( Sude'nin Anlatımıyla )
Hayatta önemli sayabileceğim çok az an olmuştu. Çoğu zaman duygularımı belli etmeyen hatta çoğu insanın gamsız diyebildiği bir kızım.
Yani beni Elif'in yanında görmeyen kişiler genelde böyle söylerler.
İçimdeki çocuk yanımı paylaştığım sayılı insanlardan biri olması, şımarıklıklarını çekeceğim, göğsümde uyutabileceğim tek kız çocuğu olması düşüncesi bile beni mutlu etmeye yetiyordu. O mutluysa bende mutluydum, o gülüyorsa ben zaten kahkahalar atıyor olurdum.
Çünkü kardeş olmak bu demekti, kardeş olmak onun mutluluğuyla mutlu olabilmek demekti.
Evde Ege'nin göğsüne başımı yaslamış oturuyordum, şu pozisyonda karşımdaki Çağatay bile moralimi bozamazdı.
"Çifte kumrular." dedi içeriden sırıtarak salona giren Bulut.
Ardından dudak büzdü.
"Karım yok.."
Elif'e böyle seslenmesi beni güldürüyordu. Ege hiç beklemediğim bir çocuklukla Bulut'a nispet yapmaya başladı.

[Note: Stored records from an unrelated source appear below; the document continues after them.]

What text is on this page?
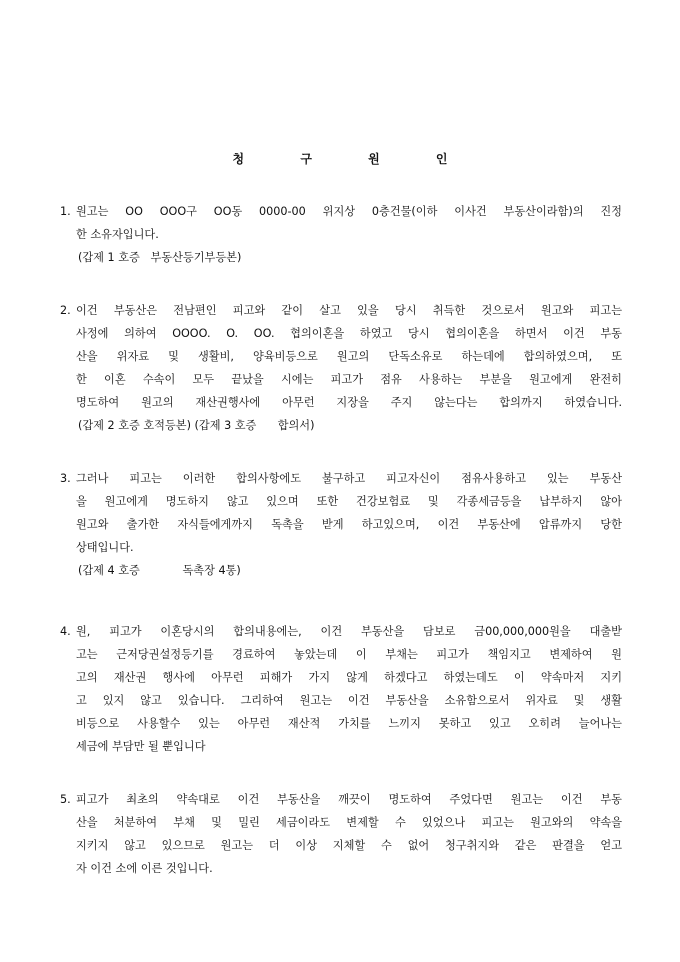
청 구 원 인
1. 원고는 OO OOO구 OO동 0000-00 위지상 0층건물(이하 이사건 부동산이라함)의 진정
한 소유자입니다.
(갑제 1 호증   부동산등기부등본)
2. 이건 부동산은 전남편인 피고와 같이 살고 있을 당시 취득한 것으로서 원고와 피고는
사정에 의하여 OOOO. O. OO. 협의이혼을 하였고 당시 협의이혼을 하면서 이건 부동
산을 위자료 및 생활비, 양육비등으로 원고의 단독소유로 하는데에 합의하였으며, 또
한 이혼 수속이 모두 끝났을 시에는 피고가 점유 사용하는 부분을 원고에게 완전히
명도하여 원고의 재산권행사에 아무런 지장을 주지 않는다는 합의까지 하였습니다.
(갑제 2 호증 호적등본) (갑제 3 호증      합의서)
3. 그러나 피고는 이러한 합의사항에도 불구하고 피고자신이 점유사용하고 있는 부동산
을 원고에게 명도하지 않고 있으며 또한 건강보험료 및 각종세금등을 납부하지 않아
원고와 출가한 자식들에게까지 독촉을 받게 하고있으며, 이건 부동산에 압류까지 당한
상태입니다.
(갑제 4 호증            독촉장 4통)
4. 원, 피고가 이혼당시의 합의내용에는, 이건 부동산을 담보로 금00,000,000원을 대출받
고는 근저당권설정등기를 경료하여 놓았는데 이 부채는 피고가 책임지고 변제하여 원
고의 재산권 행사에 아무런 피해가 가지 않게 하겠다고 하였는데도 이 약속마저 지키
고 있지 않고 있습니다. 그리하여 원고는 이건 부동산을 소유함으로서 위자료 및 생활
비등으로 사용할수 있는 아무런 재산적 가치를 느끼지 못하고 있고 오히려 늘어나는
세금에 부담만 될 뿐입니다
5. 피고가 최초의 약속대로 이건 부동산을 깨끗이 명도하여 주었다면 원고는 이건 부동
산을 처분하여 부채 및 밀린 세금이라도 변제할 수 있었으나 피고는 원고와의 약속을
지키지 않고 있으므로 원고는 더 이상 지체할 수 없어 청구취지와 같은 판결을 얻고
자 이건 소에 이른 것입니다.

"Benimki yanımda oh, çatla patla."
Kıkırdadığımda Bulut sol yanına kurşun yemiş edasıyla elini göğsüne yaslayarak kendini yere attı.
"Ezik bebek." dedi Ege bu kez.
Aşağıdan ona bakarak gözlerimi kırpıştırdım. Isıracaktım şimdi.
"Öyle bakma." dedi kulağıma fısıldayarak.
"Nasıl?" dedim cilveli cilveli.
E tabii bende az değildim.
Bana neydi? Bu meteora cilve yapmayacaktım da kime yapacaktım?
"Sude üstümdeki etkin sandığından çok fazla.. tutamıyorum kendimi bakma bana."
Uzun zaman sonra ilk kez yanaklarım alev aldı.
"Ben bir elimi yüzümü yıkayayım."
Ege sırıtırken ben yukarıya kaçtım. Arkamdan sesleri gelen Bulut ve Çağatay çoktan tartışmaya başlamıştı.
"Kardeşime bir daha karım deme."
"Babababa koduğumun korkuluğu."
Bulut'un onu asla ciddiye almayışı beni çok güldürüyordu.
"Ciddiyim." dedi Çağatay.
"Kaşlarını da çat, korkmuş gibi yapacağım."
"La havle."
"Karım da karım." dedi bu kez Bulut.
Kıkırdayarak lavaboya girip yüzüme su çarptım.
Başımı kaldırdığımda arkamda beliren Ege ile kelimenin tam anlamıyla aklımı kaçıracaktım, neyse ki kaçırmamıştım.
"Ay!"
"Şş.."
Bana doğru adımladığında kalbim hala ilk günkü gibi yerinden çıkacak kadar atıyordu.
"Ne oluyor?"
"Sana bana bakma demiştim."
Sırıttım.
Ancak Ege'nin gözlerindeki yoğunlukla birlikte yutkunuşum sırıtışımı bölmüştü.
Bu kez sırıtan ve bana bir adım daha atan o olmuştu.
"Ege.."
"Birkaç ay önce birine karşı böyle şeyler hissedeceğimi söylesen yüzüne gülerdim."